Padepokan Eyang Djoego Blitar: Dari Jejak Perang Diponegoro hingga Ritual Ngalap Berkah
- Spiritual
- calendar_month Sabtu, 17 Jan 2026

info Atur ukuran teks artikel ini untuk mendapatkan pengalaman membaca terbaik.
NusaSpirit.com – Di lereng perbukitan wilayah Kesamben, Kabupaten Blitar, Jawa Timur, berdiri sebuah padepokan yang bagi sebagian orang tampak sederhana.
Tidak setiap hari tempat ini dipadati pengunjung. Pada hari-hari biasa, suasananya cenderung sepi dan tenang, jauh dari hiruk-pikuk destinasi wisata modern.
Namun di balik kesederhanaannya, padepokan yang dikenal sebagai Padepokan Eyang Djoego ini menyimpan kisah panjang yang menyatukan jejak sejarah perjuangan bangsa, spiritualitas, serta kepercayaan mistis yang masih melekat di tengah masyarakat.
Mereka yang datang ke tempat ini bukan sekadar pelancong biasa. Sebagian besar memiliki tujuan khusus, yakni melakukan ritual ngalap berkah, dengan harapan memperoleh kelancaran usaha, keberuntungan, ketenteraman batin, hingga petunjuk dalam mengambil keputusan hidup.

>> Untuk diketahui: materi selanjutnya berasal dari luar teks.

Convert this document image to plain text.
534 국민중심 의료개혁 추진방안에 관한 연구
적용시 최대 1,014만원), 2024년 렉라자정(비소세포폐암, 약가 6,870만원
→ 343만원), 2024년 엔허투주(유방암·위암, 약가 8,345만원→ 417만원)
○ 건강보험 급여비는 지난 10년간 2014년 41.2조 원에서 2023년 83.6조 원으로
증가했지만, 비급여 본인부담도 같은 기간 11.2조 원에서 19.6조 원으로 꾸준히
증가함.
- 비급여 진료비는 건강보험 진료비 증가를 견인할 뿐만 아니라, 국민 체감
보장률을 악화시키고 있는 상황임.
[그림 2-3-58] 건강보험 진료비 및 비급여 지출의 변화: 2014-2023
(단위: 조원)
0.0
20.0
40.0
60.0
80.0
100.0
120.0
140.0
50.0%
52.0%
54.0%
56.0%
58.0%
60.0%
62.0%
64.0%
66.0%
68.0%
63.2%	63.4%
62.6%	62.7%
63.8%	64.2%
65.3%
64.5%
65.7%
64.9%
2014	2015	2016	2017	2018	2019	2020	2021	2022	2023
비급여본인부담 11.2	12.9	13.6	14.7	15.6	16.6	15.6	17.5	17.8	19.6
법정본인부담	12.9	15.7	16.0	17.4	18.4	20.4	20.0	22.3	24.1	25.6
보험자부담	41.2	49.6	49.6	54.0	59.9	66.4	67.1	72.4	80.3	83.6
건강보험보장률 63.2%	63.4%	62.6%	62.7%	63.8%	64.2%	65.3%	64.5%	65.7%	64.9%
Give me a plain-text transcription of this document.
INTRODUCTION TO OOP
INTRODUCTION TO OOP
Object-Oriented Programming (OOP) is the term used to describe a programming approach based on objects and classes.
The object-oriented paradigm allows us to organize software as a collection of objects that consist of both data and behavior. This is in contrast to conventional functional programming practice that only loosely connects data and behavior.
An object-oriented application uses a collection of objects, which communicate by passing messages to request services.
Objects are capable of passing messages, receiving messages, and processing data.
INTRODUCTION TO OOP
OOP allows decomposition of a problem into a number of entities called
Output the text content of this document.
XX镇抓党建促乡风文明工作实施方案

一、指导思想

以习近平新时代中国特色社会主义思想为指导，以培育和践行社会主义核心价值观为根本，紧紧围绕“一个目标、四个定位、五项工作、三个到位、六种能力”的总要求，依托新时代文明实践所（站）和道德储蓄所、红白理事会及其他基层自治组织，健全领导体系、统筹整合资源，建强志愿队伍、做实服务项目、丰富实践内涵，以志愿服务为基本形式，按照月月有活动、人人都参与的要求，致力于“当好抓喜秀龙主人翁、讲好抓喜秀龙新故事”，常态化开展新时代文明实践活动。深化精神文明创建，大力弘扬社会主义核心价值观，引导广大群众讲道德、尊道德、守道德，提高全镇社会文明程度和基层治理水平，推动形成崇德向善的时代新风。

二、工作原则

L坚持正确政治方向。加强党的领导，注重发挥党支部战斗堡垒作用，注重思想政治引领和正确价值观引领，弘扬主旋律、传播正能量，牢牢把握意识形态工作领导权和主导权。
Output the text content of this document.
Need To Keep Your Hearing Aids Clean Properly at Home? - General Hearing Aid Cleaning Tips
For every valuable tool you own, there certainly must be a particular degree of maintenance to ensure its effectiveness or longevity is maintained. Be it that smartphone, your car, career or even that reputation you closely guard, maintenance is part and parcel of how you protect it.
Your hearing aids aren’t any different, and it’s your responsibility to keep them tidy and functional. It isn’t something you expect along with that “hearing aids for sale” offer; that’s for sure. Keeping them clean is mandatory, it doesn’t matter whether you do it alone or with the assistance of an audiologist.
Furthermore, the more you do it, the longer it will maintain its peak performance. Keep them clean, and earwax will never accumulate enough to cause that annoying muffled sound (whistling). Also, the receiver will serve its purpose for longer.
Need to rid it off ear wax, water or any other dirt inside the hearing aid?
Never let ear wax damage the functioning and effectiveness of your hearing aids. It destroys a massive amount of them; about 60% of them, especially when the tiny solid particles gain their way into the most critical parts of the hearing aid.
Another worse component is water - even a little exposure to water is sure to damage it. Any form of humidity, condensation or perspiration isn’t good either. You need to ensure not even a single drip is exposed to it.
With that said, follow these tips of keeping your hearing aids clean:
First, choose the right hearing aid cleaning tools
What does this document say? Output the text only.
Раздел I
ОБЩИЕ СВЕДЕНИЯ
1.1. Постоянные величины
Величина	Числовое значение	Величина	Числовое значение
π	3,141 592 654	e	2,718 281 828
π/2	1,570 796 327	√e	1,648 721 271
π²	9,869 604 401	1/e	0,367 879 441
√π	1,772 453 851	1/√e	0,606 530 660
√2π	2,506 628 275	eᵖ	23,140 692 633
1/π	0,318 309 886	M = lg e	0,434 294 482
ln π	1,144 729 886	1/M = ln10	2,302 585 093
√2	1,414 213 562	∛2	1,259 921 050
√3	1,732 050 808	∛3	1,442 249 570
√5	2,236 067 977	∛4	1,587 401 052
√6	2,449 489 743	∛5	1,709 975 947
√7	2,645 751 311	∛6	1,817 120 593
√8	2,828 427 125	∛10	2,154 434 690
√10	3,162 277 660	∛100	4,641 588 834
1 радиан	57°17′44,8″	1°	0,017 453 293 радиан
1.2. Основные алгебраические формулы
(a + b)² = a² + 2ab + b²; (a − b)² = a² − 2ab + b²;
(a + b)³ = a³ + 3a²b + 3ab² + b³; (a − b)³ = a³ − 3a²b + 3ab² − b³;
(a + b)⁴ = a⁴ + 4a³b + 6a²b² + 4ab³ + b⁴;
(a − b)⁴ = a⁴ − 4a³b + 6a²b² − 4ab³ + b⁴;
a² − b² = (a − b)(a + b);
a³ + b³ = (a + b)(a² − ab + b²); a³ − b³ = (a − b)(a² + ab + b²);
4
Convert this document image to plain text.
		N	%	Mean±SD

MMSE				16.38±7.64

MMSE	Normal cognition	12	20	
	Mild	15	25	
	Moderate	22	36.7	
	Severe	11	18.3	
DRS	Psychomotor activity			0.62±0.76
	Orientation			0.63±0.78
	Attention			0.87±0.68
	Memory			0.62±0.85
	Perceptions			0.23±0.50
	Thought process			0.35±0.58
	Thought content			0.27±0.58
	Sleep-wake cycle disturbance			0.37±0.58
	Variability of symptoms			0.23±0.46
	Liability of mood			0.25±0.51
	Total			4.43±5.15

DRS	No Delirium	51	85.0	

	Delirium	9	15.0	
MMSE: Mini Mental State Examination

Para peziarah datang dari beragam latar belakang sosial, mulai dari pedagang kecil, pengusaha, petani, hingga masyarakat dari luar daerah. Tak sedikit pula yang mencoba peruntungan melalui ritual tradisional seperti djiamsie, sebagaimana yang lazim dilakukan di kawasan Gunung Kawi.
Menurut juru kunci padepokan, Arief Yulianto, lonjakan kunjungan biasanya terjadi pada malam Jumat Legi. Malam tersebut diyakini sebagai waktu yang baik untuk memanjatkan doa dan menjalankan ritual spiritual di kawasan ini.
“Biasanya peziarah paling ramai datang saat malam Jumat Legi. Mereka percaya waktu itu paling baik untuk berdoa dan ngalap berkah,” ujar Arief.
Selain dikenal sebagai lokasi aktivitas spiritual, Padepokan Eyang Djoego juga kerap dikaitkan dengan cerita yang berkembang di kalangan warga sekitar.
Sebagian masyarakat menyebut bahwa hasil pemungutan suara di TPS yang berada di sekitar kawasan padepokan, baik pada pemilihan presiden maupun pemilihan kepala daerah, beberapa kali dinilai selaras dengan hasil akhir secara lebih luas. Informasi ini beredar dari pengalaman warga dan cerita yang disampaikan secara turun-temurun.

Tempat peristirahatan Eyang Djoego di kawasan padepokan, yang hingga kini masih diziarahi untuk berdoa dan ngalap berkah.